5月の母の誕生日にはいつも水着を贈る(※)のだが、帰省時父にだけ食べ物を持っていくのも悪いので、電話した折、母にも何か食べたいものがないか聞いてみた。

母タモヨはしばらく考え、「そうね、お寿司が食べたいわ。最近食べてないから」と言った。じゃあお昼に買って行くから、と私は約束した。当日妻と私は途中で「角上魚類」(新潟県長岡市寺泊に本拠を置く鮮魚店)に立ち寄り、握りたてのお寿司を調達した。

お昼頃実家に着くと、いつも通り自由奔放な母は、用事で外出していた。戻ってくるなり、最近車をぶつけて大変だったこと(幸いけがはなかった)やその後のやり取りについて怒涛の勢いで話しだした。

母のリクエストの寿司を買ってきたと告げると、母は言った。

「私ぜんぜんお腹空いてないの!さっき朝食食べたのよ。朝食、大事だから!」

われわれは衝撃を受けた。

母が朝食を大切に思っているのはわかる。しかしここで問題なのは母が昼に寿司をリクエストしたのに、昼にお腹いっぱいになっているということだ。

「私は食べられないけど、あなたたち食べなさいよ。お父さんも食べたら」とタモヨは言う。

「い、いや、お母さんが食べたいっていうから買ってきたんだけど…」

「私は朝食を食べたのよ。大事だから!」

タモヨはまったく話を聞いていない。

そうだった。昼食があるとわかっていても朝食を食べてしまうのが我が母タモヨなのであった。リクエストされたからと言って、自由奔放な母タモヨがお腹を空かせてるとは限らない。しばらく会わない間に、われわれは常識にとらわれてしまっていた。

父も母と同じ時間に朝食を食べたはずなのだが、「せっかく買ってきてくれたのだからみんなで食べよう」と食卓に着いた。おお、さすがは長年部下を大事にして仕事をしてきた父サチオ。母に腹を立てていた私は、父に救われた気がした。

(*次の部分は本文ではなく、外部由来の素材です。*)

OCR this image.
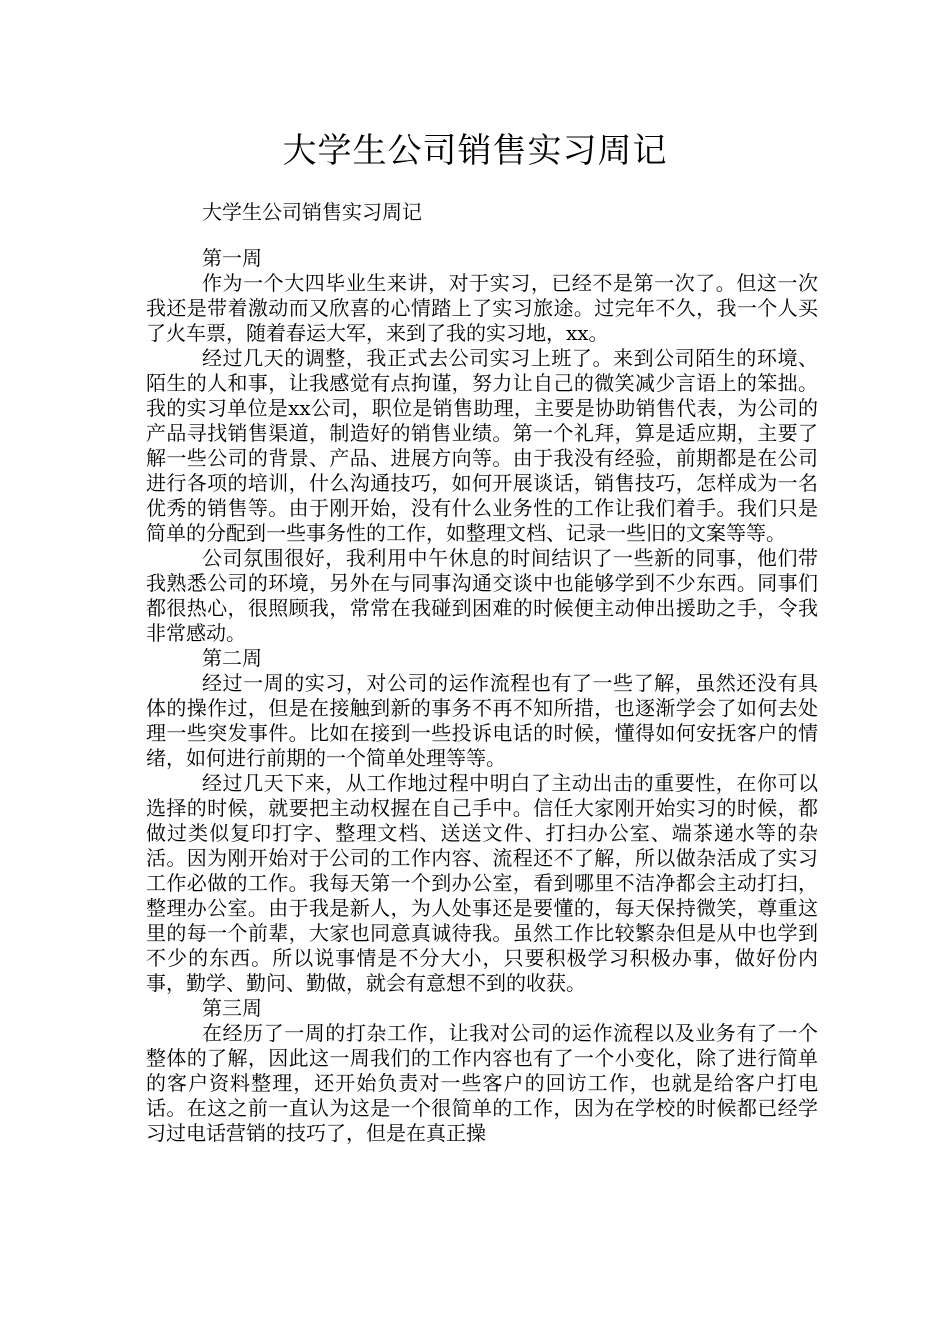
大学生公司销售实习周记
大学生公司销售实习周记
第一周

作为一个大四毕业生来讲，对于实习，已经不是第一次了。但这一次我还是带着激动而又欣喜的心情踏上了实习旅途。过完年不久，我一个人买了火车票，随着春运大军，来到了我的实习地，xx。

经过几天的调整，我正式去公司实习上班了。来到公司陌生的环境、陌生的人和事，让我感觉有点拘谨，努力让自己的微笑减少言语上的笨拙。我的实习单位是xx公司，职位是销售助理，主要是协助销售代表，为公司的产品寻找销售渠道，制造好的销售业绩。第一个礼拜，算是适应期，主要了解一些公司的背景、产品、进展方向等。由于我没有经验，前期都是在公司进行各项的培训，什么沟通技巧，如何开展谈话，销售技巧，怎样成为一名优秀的销售等。由于刚开始，没有什么业务性的工作让我们着手。我们只是简单的分配到一些事务性的工作，如整理文档、记录一些旧的文案等等。

公司氛围很好，我利用中午休息的时间结识了一些新的同事，他们带我熟悉公司的环境，另外在与同事沟通交谈中也能够学到不少东西。同事们都很热心，很照顾我，常常在我碰到困难的时候便主动伸出援助之手，令我非常感动。

第二周

经过一周的实习，对公司的运作流程也有了一些了解，虽然还没有具体的操作过，但是在接触到新的事务不再不知所措，也逐渐学会了如何去处理一些突发事件。比如在接到一些投诉电话的时候，懂得如何安抚客户的情绪，如何进行前期的一个简单处理等等。

经过几天下来，从工作地过程中明白了主动出击的重要性，在你可以选择的时候，就要把主动权握在自己手中。信任大家刚开始实习的时候，都做过类似复印打字、整理文档、送送文件、打扫办公室、端茶递水等的杂活。因为刚开始对于公司的工作内容、流程还不了解，所以做杂活成了实习工作必做的工作。我每天第一个到办公室，看到哪里不洁净都会主动打扫，整理办公室。由于我是新人，为人处事还是要懂的，每天保持微笑，尊重这里的每一个前辈，大家也同意真诚待我。虽然工作比较繁杂但是从中也学到不少的东西。所以说事情是不分大小，只要积极学习积极办事，做好份内事，勤学、勤问、勤做，就会有意想不到的收获。

第三周

在经历了一周的打杂工作，让我对公司的运作流程以及业务有了一个整体的了解，因此这一周我们的工作内容也有了一个小变化，除了进行简单的客户资料整理，还开始负责对一些客户的回访工作，也就是给客户打电话。在这之前一直认为这是一个很简单的工作，因为在学校的时候都已经学习过电话营销的技巧了，但是在真正操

しかしそう言った直後、われわれが食卓に皿や箸を並べていると、父サチオは穴子の寿司のパックを開け、箸で挟み「じゃ、いただきます」と一人食べ始めた。

みんなで食べるのではなかったのか。


そうだ、最近父も自由奔放なのだった。

先日うちに遊びに来た6歳になる友人の息子が、大人がみな揃うのを待ちきれず、マグロの寿司を食べ始めていたことを私は思い出した。

母タモヨは、最近のいろいろな出来事をわれわれに話したくて食卓に着いたようだった。そして話しながら、寿司は食べずに、何故かホタテの磯部揚げにぱくついている。

父は熟れて赤くなった桃を、マグロの切り身と間違えて醤油につけてうまそうに食べている。タモヨは「あなたそれはマグロじゃなくて桃よ」と父に言いつつ、自分でも桃をうまいうまいと食べていた。

タモヨよ、お腹いっぱいなのではないのか。

リクエストされたものが喜ばれないことに、私たち夫婦は心の中で涙した。

まあしかし、両親はなんだか元気なので、それでいいと思うことにしたのだった。

(追記)
ちなみに今のところ両親ともに認知症や記憶障害は特にみられない。だからこそ、私はふたりの自由奔放さにクラクラするのであった。